Tusschen de bouwvallen der oude stad Thebe, in de dalvlakte, ziet men nog de twee beroemde Memnonsbeelden, die 15 eeuwen vóór onze tijdrekening en dus 34 eeuwen geleden werden opgericht. Zij stellen voor: koning Amenhotep, gezeten in een armstoel. Deze kunstgewrochten, die als wachters voor een Zonnetempel stonden, zijn 15 meter hoog en men schat hun gewicht op anderhalf millioen kilogram. De breedte der figuur over borst en schouders is ruim 6 M., de voet des konings meer dan 3, een vinger meer dan 1¼ M. lang. Het eene beeld is uit een enkel blok steen gebeiteld; het andere, dat in het jaar 27 v. C. door eene aardbeving omstortte en daarna - omstreeks ten jare 200 na C. - door de Romeinen werd hersteld, bestaat sedert uit 5 stukken. Een ondernemend en ervaren beeldhouwer, voorwaar, die in den ruwen steenklomp zich eene menschengedaante van zoo groote afmeting kon denken en den steen daarin wist te vervormen. De bearbeiding mocht van nabij geschieden, de evenredigheden in gestalten van zulk een omvang konden alleen op een afstand worden waargenomen, en tot die waarneming had de kunstenaar zich gedurig te verwijderen, om, met het geoefend oog van den meester, op al de verhoudingen nauwkeurig te blijven letten.
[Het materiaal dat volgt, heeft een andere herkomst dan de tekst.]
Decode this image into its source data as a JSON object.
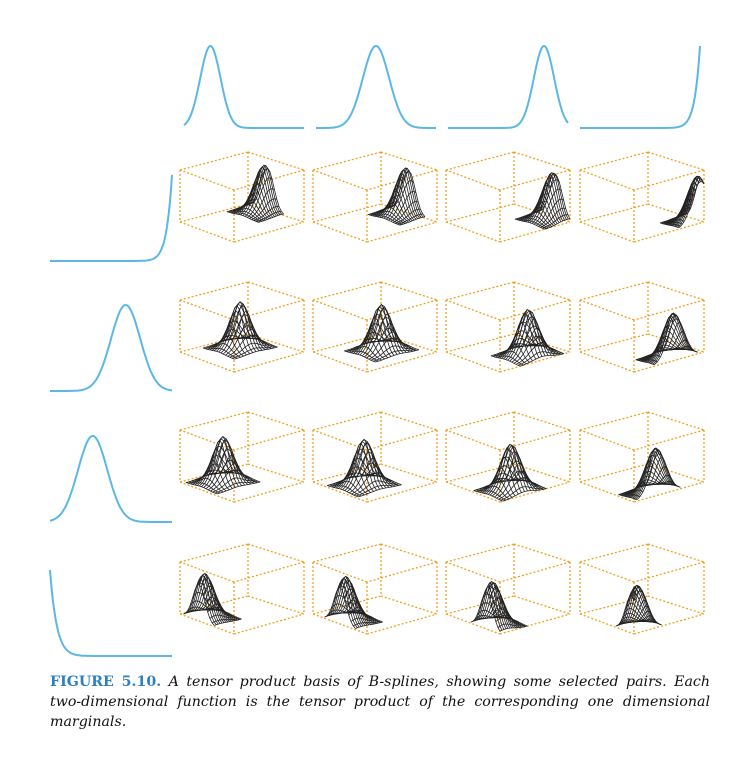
{
  "caption": {
    "label": "FIGURE 5.10.",
    "text": "A tensor product basis of B-splines, showing some selected pairs. Each two-dimensional function is the tensor product of the corresponding one dimensional marginals."
  },
  "colors": {
    "curve": "#5bb8e6",
    "box": "#f0a020",
    "surface": "#222222",
    "caption_label": "#2e7fc0"
  },
  "figure": {
    "top_marginals": [
      {
        "type": "gaussian",
        "peak": 0.22,
        "width": 0.085
      },
      {
        "type": "gaussian",
        "peak": 0.5,
        "width": 0.11
      },
      {
        "type": "gaussian",
        "peak": 0.8,
        "width": 0.085
      },
      {
        "type": "spike_end"
      }
    ],
    "left_marginals": [
      {
        "type": "spike_end"
      },
      {
        "type": "gaussian",
        "peak": 0.62,
        "width": 0.12
      },
      {
        "type": "gaussian",
        "peak": 0.35,
        "width": 0.12
      },
      {
        "type": "spike_start"
      }
    ]
  }
}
Volgens de sage deed het gebroken beeld een paar eeuwen lang (tot aan zijne herstelling) bij zonsopgang een vroolijk. bij zonsondergang een klagend geluid van zich hooren. Men vindt er verklaringen op geschreven van Romeinen en zelfs van keizer Nero, die het gehoord hebben en bevestigen. Mogelijk was het verschijnsel toe te schrijven aan eene versplintering van den steen door de beurtelingsche verwarming en afkoeling, of aan de strooming der lucht, die door de reten en scheuren van het beeld heenfloot.